A. Yo me voy a ir de aquí, estoy cansado. Vivir en el Gótico tiene cosas buenas, pero no compensa. Pasa de que guay eres, vives en el maldito centro a que imbécil eres, vives en el maldito centro.

“Barcelona tiene necesidad de aparentar, por algún motivo. Se ha instalado un estilo de vida bastante superficial en cuanto a la manera de consumir la ciudad. Los nuevos jóvenes están aquí para quedarse y las nuevas tendencias que a priori son sanas, se convierten en homicidas a nivel de barrio. El siguiente barrio que se ha destruido es Sant Antoni, que se ha convertido en una gran terraza para tomar el vermú los domingos por la tarde”


“Mientras Barcelona sea una maquina bien engrasada para generar dinero, no mejorará”


Llegamos a la recta final de la entrevista. Es de noche en la plaza del Duque de Medinaceli y todo parece tranquilo. No obstante, otra vez ataca el duende de la gentrificación. En frente de la gran estatua, un edificio con el cartel de Engels & Volkers – Inmobiliaria de lujo – en el que solo una ventana parece tener vida. Al lado, el club Soho, tan selecto que no aparece el nombre en ningún lado. Solo una pequeña placa en la puerta a letra pequeña. “Aquí solo puede acceder gente VIP y pagan cientos de euros por pertenecer al club”.
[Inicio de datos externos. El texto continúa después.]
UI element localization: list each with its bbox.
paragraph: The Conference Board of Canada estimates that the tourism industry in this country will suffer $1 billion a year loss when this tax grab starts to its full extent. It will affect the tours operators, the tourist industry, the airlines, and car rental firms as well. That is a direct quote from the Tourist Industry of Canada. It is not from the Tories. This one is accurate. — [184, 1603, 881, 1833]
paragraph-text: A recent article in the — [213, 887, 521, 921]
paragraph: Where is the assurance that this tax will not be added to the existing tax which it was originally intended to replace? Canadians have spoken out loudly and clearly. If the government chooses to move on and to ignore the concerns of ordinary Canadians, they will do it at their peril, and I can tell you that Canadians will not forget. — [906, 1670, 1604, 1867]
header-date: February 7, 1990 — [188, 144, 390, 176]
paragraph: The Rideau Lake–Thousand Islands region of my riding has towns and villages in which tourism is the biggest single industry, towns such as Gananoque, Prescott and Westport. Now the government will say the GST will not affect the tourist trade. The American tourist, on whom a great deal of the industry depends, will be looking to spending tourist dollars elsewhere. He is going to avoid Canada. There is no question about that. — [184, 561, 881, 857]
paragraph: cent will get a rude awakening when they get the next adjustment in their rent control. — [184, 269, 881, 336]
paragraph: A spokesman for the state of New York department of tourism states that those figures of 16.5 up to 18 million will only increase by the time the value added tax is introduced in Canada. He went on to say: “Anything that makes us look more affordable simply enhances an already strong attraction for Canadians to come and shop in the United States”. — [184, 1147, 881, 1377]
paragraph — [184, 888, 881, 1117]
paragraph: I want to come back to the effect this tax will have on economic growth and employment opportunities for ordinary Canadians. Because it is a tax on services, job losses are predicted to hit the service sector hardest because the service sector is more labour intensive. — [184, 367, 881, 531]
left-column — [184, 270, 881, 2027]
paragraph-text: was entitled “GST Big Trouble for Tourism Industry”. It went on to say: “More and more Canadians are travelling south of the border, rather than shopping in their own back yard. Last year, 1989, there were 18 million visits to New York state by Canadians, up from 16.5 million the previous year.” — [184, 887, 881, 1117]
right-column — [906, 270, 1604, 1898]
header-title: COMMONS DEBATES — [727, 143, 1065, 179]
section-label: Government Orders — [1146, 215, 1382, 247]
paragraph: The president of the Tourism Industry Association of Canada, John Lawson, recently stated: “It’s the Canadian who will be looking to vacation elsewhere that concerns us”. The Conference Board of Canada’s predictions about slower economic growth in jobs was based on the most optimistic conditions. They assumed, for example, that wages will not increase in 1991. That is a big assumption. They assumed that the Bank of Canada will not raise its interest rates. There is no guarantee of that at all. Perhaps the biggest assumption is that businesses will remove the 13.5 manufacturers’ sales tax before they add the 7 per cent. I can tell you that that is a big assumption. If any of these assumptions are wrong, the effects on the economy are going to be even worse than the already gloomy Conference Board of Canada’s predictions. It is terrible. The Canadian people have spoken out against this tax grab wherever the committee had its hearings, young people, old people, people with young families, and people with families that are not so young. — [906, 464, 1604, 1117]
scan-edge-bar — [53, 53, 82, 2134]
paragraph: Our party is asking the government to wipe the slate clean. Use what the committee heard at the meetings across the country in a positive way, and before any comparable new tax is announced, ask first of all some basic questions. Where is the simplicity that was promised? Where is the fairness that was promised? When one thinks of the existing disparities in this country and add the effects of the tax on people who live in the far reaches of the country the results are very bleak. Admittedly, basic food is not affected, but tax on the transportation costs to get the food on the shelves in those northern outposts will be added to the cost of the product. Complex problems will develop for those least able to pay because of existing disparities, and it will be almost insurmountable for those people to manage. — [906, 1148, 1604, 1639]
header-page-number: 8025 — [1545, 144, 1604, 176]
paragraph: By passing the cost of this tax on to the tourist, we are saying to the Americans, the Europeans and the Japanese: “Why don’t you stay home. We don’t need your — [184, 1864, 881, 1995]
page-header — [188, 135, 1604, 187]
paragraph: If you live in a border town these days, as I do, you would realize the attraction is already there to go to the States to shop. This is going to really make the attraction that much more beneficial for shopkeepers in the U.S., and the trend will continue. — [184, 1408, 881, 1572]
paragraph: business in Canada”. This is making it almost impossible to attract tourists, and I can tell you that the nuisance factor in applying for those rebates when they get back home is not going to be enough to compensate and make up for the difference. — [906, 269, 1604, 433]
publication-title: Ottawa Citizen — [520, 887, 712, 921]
Aitor ya está un poco cansado. Cansado del barrio y quién sabe si de la entrevista, así que le doy tregua, no sin antes preguntarle por lo más importante, él. “Tengo que admitir que cada vez cuesta más vivir la ciudad emocionalmente, todo es un obstáculo. Me gusta mucho vivir la cultura, y nunca he sentido que Barcelona te invite a disfrutar de la cultura. Madrid o Berlín son mucho mejores que Barcelona. Ahí se vive muchísimo la cultura, se respira cultura. La gran diferencia es que en Berlín yo he estado en contacto con alemanes, entras en su estilo de vida. Desafortunadamente, el futuro lo veo negro. Es algo muy español de hecho, la ciudadanía renuncia a Barcelona, a no ser combativo”.